Automated incident management plays a pivotal role in large-scale microservice systems. However, many existing methods rely solely on single-modal data (e.g., metrics, logs, and traces) and struggle to simultaneously address multiple downstream tasks, including anomaly detection (AD), failure triage (FT), and root cause localization (RCL). Moreover, the lack of clear reasoning evidence in current techniques often leads to insufficient interpretability. To address these limitations, we propose TrioXpert, an end-to-end incident management framework capable of fully leveraging multimodal data. TrioXpert designs three independent data processing pipelines based on the inherent characteristics of different modalities, comprehensively characterizing the operational status of microservice systems from both numerical and textual dimensions. It employs a collaborative reasoning mechanism using large language models (LLMs) to simultaneously handle multiple tasks while providing clear reasoning evidence to ensure strong interpretability. We conducted extensive evaluations on two microservice system datasets, and the experimental results demonstrate that TrioXpert achieves outstanding performance in AD (improving by 4.7% to 57.7%), FT (improving by 2.1% to 40.6%), and RCL (improving by 1.6% to 163.1%) tasks.

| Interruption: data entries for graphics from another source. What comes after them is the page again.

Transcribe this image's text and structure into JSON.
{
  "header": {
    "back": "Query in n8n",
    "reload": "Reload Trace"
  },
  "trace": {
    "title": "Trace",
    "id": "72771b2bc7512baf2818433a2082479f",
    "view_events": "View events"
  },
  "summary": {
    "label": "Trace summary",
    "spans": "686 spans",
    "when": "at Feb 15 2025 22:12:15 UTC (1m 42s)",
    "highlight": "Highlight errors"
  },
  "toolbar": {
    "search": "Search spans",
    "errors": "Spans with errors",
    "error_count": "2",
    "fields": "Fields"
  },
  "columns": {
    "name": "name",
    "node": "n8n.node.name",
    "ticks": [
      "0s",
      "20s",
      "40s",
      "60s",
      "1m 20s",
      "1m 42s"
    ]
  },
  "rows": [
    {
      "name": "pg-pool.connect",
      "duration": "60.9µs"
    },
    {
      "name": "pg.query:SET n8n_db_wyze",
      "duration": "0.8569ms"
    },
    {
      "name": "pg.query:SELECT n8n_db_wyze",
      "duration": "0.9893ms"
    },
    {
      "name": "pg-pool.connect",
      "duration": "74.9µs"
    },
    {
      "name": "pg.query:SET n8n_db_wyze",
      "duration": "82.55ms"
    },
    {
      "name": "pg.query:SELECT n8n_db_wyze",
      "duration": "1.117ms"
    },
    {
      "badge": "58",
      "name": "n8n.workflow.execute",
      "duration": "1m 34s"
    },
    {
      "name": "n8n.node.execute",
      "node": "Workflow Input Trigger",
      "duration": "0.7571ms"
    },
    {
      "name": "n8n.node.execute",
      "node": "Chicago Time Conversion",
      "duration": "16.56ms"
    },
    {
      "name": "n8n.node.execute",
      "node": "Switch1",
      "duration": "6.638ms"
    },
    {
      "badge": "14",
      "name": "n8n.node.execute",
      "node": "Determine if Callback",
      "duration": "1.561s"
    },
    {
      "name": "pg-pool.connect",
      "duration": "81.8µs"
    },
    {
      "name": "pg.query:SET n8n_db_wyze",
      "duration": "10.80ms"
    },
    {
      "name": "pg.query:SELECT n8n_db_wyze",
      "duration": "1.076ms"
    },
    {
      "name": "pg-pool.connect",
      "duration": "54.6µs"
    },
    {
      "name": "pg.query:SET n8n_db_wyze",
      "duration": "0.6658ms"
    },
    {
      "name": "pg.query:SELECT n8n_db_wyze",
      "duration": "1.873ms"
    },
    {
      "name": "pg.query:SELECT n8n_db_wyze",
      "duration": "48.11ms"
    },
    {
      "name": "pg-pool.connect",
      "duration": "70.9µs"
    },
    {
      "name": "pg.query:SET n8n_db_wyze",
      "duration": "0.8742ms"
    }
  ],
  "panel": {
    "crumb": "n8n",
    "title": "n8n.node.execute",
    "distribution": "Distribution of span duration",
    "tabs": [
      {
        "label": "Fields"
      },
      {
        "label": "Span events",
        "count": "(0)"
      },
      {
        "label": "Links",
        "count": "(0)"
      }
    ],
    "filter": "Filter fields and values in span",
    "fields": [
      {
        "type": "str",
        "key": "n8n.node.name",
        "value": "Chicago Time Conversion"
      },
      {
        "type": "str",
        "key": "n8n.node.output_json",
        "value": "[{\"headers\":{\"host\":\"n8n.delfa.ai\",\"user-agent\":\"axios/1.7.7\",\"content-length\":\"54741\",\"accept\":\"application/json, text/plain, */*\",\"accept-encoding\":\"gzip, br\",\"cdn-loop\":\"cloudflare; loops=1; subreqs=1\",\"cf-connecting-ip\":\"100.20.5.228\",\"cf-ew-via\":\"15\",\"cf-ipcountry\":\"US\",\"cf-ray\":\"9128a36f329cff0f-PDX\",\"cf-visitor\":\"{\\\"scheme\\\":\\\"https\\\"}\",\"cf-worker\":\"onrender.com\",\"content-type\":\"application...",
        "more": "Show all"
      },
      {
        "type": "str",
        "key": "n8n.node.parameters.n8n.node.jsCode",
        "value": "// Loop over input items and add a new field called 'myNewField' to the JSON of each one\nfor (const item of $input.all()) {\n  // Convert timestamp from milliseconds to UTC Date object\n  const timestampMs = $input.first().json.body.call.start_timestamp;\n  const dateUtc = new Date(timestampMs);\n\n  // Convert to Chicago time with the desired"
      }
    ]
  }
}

TrioXpert has also been deployed in Lenovo's production environment, demonstrating substantial gains in diagnostic efficiency and accuracy.

Paper Structure

This paper contains 44 sections, 4 figures, 3 tables, 1 algorithm.

Figures (4)

  • Figure 1: Multimodal data and incident lifecycle. (Top) Examples of the three data modalities used in incident management – metrics (time-series signals), logs (timestamped events), and a trace (service call graph). (Bottom) The four-stage incident management lifecycle: (1) Anomaly Detection, (2) Failure Triage, (3) Root Cause Localization, and (4) Incident Mitigation.
  • Figure 2: The overview of TrioXpert. The framework consists of three modules: (a) Multimodal Data Preprocessing, which filters and prepares metrics, traces, and logs (e.g., aligning by time and extracting relevant subsets); (b) Multi-Dimensional System Status Representation, which derives a numerical feature-based preliminary analysis and textual summaries of logs/traces (via specialized “Log Summarizer” and “Trace Summarizer”); and (c) LLMs Collaborative Reasoning, an multi-expert collaboration architecture comprising a Numerical Expert and Textual Expert that collaborate with an Incident Expert LLM to perform anomaly detection, failure triage, and root cause localization simultaneously.
  • Figure 3: The prompt of Log Summarizer. This prompt utilizes the "RGCIE" principle (i.e., Role, Goal, Constraints, Instructions, Example) to define the Log Summarizer, which helps mitigate the risk of hallucination.
  • Figure 4: The prompt of Incident Expert. This structure prompt is grounded in the "RGCIE" principle to mitigate hallucination, providing clear definition of the Incident Expert itself and its corresponding tasks (i.e., AD, FT, and RCL). The prompt also contains conflict resolution and aggregation policy to deal with the potential inconsistencies.